We visited the infant care center, Children of the Promise.  This was the room where the very sick babies lived.  Jimmy was checking this little one up close.

We also went to another orphanage down the road from CHCH.  Love this baby.  I could kiss these cheeks all day.


Another pic from Tabitha's orphanage.  This little boy would laugh so big.  When I would put him down, he would immediately want back up.  These babies are starved for one on one contact. 
At CHCH with Wenchy.

The boys were in school taking exams while we were there.  Here they are all dressed up for school.  They get up very early.  The night before, I had told Jimmy I wanted to take his picture before school.  So, he woke me up (at 6:30) so I could take it.

I brought Jimmy Christmas and birthday gifts.  I guess US customs needed to take a look at the tshirts and letters from our youth group.  They were nice enough to wrap it back up with this pretty green tape.  It matched the wrapping paper though.

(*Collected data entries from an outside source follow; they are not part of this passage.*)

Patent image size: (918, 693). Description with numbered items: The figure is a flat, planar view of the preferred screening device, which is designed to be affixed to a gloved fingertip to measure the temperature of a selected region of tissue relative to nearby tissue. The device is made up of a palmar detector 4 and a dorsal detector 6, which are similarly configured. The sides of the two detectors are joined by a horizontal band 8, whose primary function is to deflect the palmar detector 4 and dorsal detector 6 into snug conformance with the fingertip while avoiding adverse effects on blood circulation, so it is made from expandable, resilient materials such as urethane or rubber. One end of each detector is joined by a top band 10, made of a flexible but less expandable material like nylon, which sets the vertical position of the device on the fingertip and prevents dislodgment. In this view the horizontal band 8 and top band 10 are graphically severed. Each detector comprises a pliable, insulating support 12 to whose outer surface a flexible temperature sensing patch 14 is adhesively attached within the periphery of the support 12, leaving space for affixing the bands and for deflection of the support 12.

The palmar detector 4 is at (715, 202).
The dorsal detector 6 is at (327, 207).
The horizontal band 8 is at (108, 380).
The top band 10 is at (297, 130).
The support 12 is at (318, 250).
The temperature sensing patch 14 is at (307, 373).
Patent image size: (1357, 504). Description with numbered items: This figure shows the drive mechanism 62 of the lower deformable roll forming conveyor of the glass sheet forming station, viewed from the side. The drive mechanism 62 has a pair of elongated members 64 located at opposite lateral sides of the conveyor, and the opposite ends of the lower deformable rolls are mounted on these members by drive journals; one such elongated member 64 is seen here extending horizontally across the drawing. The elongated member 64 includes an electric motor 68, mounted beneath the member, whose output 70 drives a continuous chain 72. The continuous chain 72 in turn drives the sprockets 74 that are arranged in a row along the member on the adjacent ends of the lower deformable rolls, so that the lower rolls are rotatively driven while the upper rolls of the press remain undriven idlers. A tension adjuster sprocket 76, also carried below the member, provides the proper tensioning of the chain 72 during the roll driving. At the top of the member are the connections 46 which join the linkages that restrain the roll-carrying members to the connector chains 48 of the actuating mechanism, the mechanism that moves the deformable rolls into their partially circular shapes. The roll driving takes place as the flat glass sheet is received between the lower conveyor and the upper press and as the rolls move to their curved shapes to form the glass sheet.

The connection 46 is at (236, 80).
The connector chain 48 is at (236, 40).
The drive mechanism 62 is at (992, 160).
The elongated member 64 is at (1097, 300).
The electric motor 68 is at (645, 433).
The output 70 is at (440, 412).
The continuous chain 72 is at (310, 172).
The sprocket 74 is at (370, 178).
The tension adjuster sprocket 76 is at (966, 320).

Guinness book of world records


Puzzle time with some of the other boys.

The little ones were stringing beads.
I can't wait to go back.  Rob will go on a medical mission in February.  Jimmy is counting the days.  I asked him if he liked me coming to the orphanage or going on the trips to the medical clinics when we come.  He said medical.  So, I am sure he is looking forward to not only seeing Rob but also participating in the medical clinics.  He gets the opportunity to use his English while translating and finds all the medical stuff interesting.  He takes it all in.  Please pray for the whole team going.  I know their work will glorify God and help the Haitian people.

Sunday, January 1, 2012

Well, do you know WHEN he will get here?

This is the question I hear just about everyday from one well-meaning person or another.  I appreciate that people care and are thinking of us, but that question is getting harder and harder to answer without tears.  I looked it up today and it has been 10 months and 22 days since we sent off our application.  That is 325 days of waiting, praying, waiting, and praying some more.  Almost 47 weeks of skyping with Jimmy and assuring him that we are doing everything we can and that God's timing is perfect.  7800 hours of wondering where our dossier is and who has it in there hands.  468,000 minutes of dreaming about what it will be like to have him here with us and being a family together in one place. 
I can remember being pregnant with Rylan and Kyndal and thinking we had waited an eternity to hold their precious little hands in ours.  I can now tell you that was a piece of cake compared to this.  We knew a time that they would be here.  Not an exact but for sure a deadline that they would have to make their appearance before this date.  With the adoption, the due date or deadline for Jimmy is non-existent.  We have no idea when we will have him home, able to tuck him into his bed under our roof. 
Please pray strongly that we hear something soon.  Pray God will be our strength and comfort.  This family is growing weary and Satan works best when our hearts grow weary.  Thank you.
Also, we are still working on the adoption funds needed.  We have 80 quilt blocks sold.  You can buy #81.  There are only 108 blocks in the quilt.  When they are all sold, we will draw a winner of the quilt.  You can also buy a tee shirt from WildOlive tees. That fundraiser ends January 6.  The company extended our last deadline.  Please go to their website and go to the fundraising tees.  Put our code SCHLUP0910 into the coupon code.  We appreciate your support.

** We have friends who are in the Ukraine right now preparing for their adoption court date.  Their boys, Ruslan and Andrey will be home by the end of the month. Please pray for the Hinson's that everything continues to go well, and everyone comes home safely and quickly.